Billionaire Bruce Rauner.

It has a nice ring to it. It rolls off the tongue. Plus, there’s the alliteration bonus.

Democrats — local and national — who back Gov. Pat Quinn,ladle the term onto just about every news release like it’s political venom. It screams out from Quinn campaign headlines: “Billionaire Bruce Rauner’s Brutal Budget …” “Billionaire;Rauner donates hundreds of thousands of dollars…”

From the Democratic Governors Association: “After Tight Primary, Billionaire Bruce Rauner Enters General Election Hobbled & Exposed.”

From Labor: “The labor movement worked hard to make sure voters knew what billionaire candidate Bruce Rauner is all about.”

On primary election night, national political website Politico emailed a news alert saying this: “Billionaire businessman Bruce Rauner won a closer-than-expected Illinois Republican primary for governor …”

If you hear it often enough maybe it is true. 

Except Rauner says it isn’t. 

“He is not a billionaire,” spokesman Mike Schrimpf said when we circled back with him about it last week.

While Forbes has listed Rauner’s friends and some of his top donors on its annual accounting of billionaire’s worldwide, including Citadel CEO Ken Griffin, Rauner hasn’t appeared on it himself. 

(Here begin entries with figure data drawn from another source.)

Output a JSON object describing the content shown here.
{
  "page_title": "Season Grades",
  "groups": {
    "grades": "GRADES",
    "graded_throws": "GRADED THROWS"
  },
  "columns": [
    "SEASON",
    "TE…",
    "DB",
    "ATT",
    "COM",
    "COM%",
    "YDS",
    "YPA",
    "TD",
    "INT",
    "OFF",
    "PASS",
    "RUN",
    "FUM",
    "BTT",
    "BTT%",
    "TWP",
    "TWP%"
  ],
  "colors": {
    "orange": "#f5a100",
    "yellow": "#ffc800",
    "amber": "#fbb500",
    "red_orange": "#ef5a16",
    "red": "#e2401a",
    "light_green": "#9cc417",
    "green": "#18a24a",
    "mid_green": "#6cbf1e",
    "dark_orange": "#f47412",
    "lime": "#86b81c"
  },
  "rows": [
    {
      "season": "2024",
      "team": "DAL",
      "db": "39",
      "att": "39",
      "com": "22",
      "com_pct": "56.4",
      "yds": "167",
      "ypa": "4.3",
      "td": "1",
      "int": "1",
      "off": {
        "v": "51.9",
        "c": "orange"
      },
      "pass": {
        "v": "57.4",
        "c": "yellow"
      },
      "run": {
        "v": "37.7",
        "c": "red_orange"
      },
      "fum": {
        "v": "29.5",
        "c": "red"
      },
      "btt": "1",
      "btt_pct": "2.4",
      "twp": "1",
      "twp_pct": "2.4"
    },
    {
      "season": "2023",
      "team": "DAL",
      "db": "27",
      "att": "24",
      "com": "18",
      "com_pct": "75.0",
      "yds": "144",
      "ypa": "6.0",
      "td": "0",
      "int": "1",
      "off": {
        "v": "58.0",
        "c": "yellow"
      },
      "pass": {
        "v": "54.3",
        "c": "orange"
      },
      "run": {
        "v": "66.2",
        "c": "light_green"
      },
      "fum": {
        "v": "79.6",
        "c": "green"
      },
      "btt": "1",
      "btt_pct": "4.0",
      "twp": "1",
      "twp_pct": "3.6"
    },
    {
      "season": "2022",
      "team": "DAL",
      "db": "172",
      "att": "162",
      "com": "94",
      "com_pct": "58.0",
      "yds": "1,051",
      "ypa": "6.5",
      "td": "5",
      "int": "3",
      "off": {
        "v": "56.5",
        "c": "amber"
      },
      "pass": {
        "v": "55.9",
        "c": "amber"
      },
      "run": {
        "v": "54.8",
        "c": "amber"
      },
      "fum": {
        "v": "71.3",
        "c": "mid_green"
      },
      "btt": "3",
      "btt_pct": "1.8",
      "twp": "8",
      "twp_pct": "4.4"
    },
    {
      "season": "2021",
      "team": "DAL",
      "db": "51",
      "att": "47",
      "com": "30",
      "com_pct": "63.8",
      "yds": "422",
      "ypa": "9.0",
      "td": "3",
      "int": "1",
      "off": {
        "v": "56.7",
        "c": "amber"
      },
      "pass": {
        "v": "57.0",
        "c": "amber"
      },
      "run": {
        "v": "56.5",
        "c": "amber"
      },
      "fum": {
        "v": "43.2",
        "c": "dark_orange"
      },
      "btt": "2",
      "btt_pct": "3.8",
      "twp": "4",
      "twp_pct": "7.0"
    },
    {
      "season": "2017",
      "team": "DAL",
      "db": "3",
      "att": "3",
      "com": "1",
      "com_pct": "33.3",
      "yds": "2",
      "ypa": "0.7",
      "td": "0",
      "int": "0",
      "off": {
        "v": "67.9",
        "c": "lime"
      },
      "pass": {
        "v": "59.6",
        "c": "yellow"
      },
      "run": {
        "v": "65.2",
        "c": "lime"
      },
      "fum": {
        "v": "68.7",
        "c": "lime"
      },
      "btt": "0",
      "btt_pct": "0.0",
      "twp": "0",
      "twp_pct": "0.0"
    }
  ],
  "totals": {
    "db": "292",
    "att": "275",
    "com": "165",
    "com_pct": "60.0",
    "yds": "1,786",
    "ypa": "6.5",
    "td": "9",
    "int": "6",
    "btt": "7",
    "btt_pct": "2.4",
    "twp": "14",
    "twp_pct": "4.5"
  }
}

Schrimpf said a precise number is tough to pin down because much of Rauner’s money is in private equity funds, which fluctuate.

“It’s hard to value,” Schrimpf said. Still, he estimated Rauner’s wealth was “in the mid-nine figures.”

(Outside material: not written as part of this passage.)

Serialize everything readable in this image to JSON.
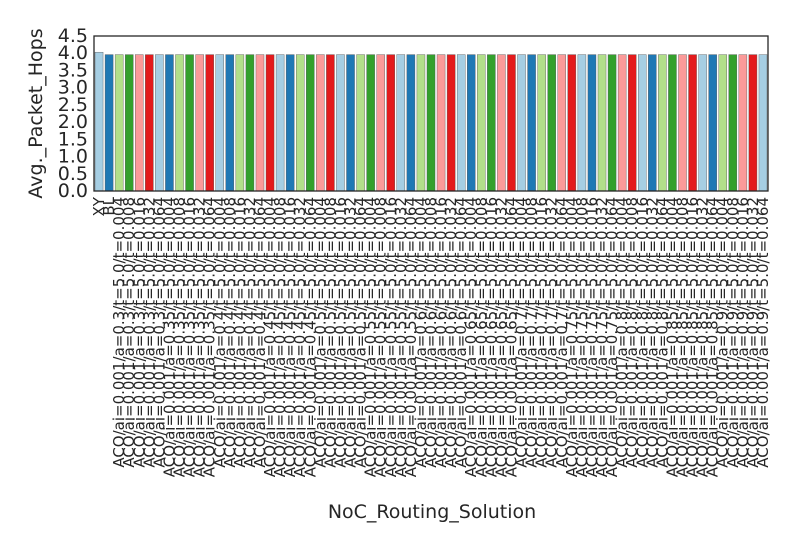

Then we both paused as we counted all the zeroes again.

Right. Nine figures.

“Give or take $10 million?” I joked. Or at least, I thought it was joke.

So, $500 million — a half a billionaire?

Bruce Rauner is really only a millionaire 500 times over? Oh please. Call us when you start making some real money.

The tax returns Rauner released last year showed he made about $108 million from 2010 and 2012. He has asked for an extension for 2013 taxes. Quinn released his 2013 taxes last week. The income he reported: $162,000. 

That’s just the disparity that Quinn’s campaign is trying to drive home. Quinn is like the rest of you. Rauner is not.

The Quinn theme: Rauner’s wealth and the fact that he’s so proud of it mean he’s stingy, disconnected and can’t relate to the average Joe.

It’s much easier to convey that theme when you’re talking about someone so out of reach to the common Illinois voter as a billionaire.

The word “billionaire” appeared three times in an April 14 news release about an affordable mortgage program Quinn was pushing:

“Billionaire Bruce Rauner — who owns nine homes …” and “it’s clear this billionaire with nine homes of his own can’t relate.” “… This attack on everyday people again shows that billionaire Bruce Rauner is out-of-touch and doesn’t care about the people of Illinois …”

There were two billionaire references in a statement last week after Rauner released a robocall to tens of thousands Chicagoans. 

“By contrast, billionaire Rauner — who was caught red-handed filing for three homestead exemptions …” the Quinn campaign said. 

“It’s kind of signifying how out of touch he is with the everyday people of Illinois,” Izabela Miltko, Quinn campaign spokeswoman, said. “He’s a multimillionaire and he’s caught red-handed trying to cut the minimum wage. What would he stand for?”

“Has Bruce Rauner released all his schedules to you so that you are in fact sure he is not a billionaire?” Miltko said. “Until he does so there is no concrete facts to estimate how much he’s worth.”

So unless Rauner can prove he’s not a billionaire we should assume that he is?

“He has his hands dipped into businesses from birth to life to everything in between. Where are his FULL schedules on all of that?” she continued in an email. “As far as we’re concerned he’s the wealthiest and shadiest candidate to run for office in American history. The point is that voters deserve to know what a candidate has done.”

Rauner has never been shy about his wealth. In February, when the Sun-Times asked Rauner if he put himself into the 1 percent category, he responded: “Oh, I’m probably .01 percent,” of top incomes in the nation. He often says he’s proud of the money he’s earned. 

To that extent, there’s some middle ground.

Rauner knows he’s rich. Quinn knows Rauner’s rich. They both know Quinn’s not.

Now we have to decide: How many zeroes do we want attached to our next governor?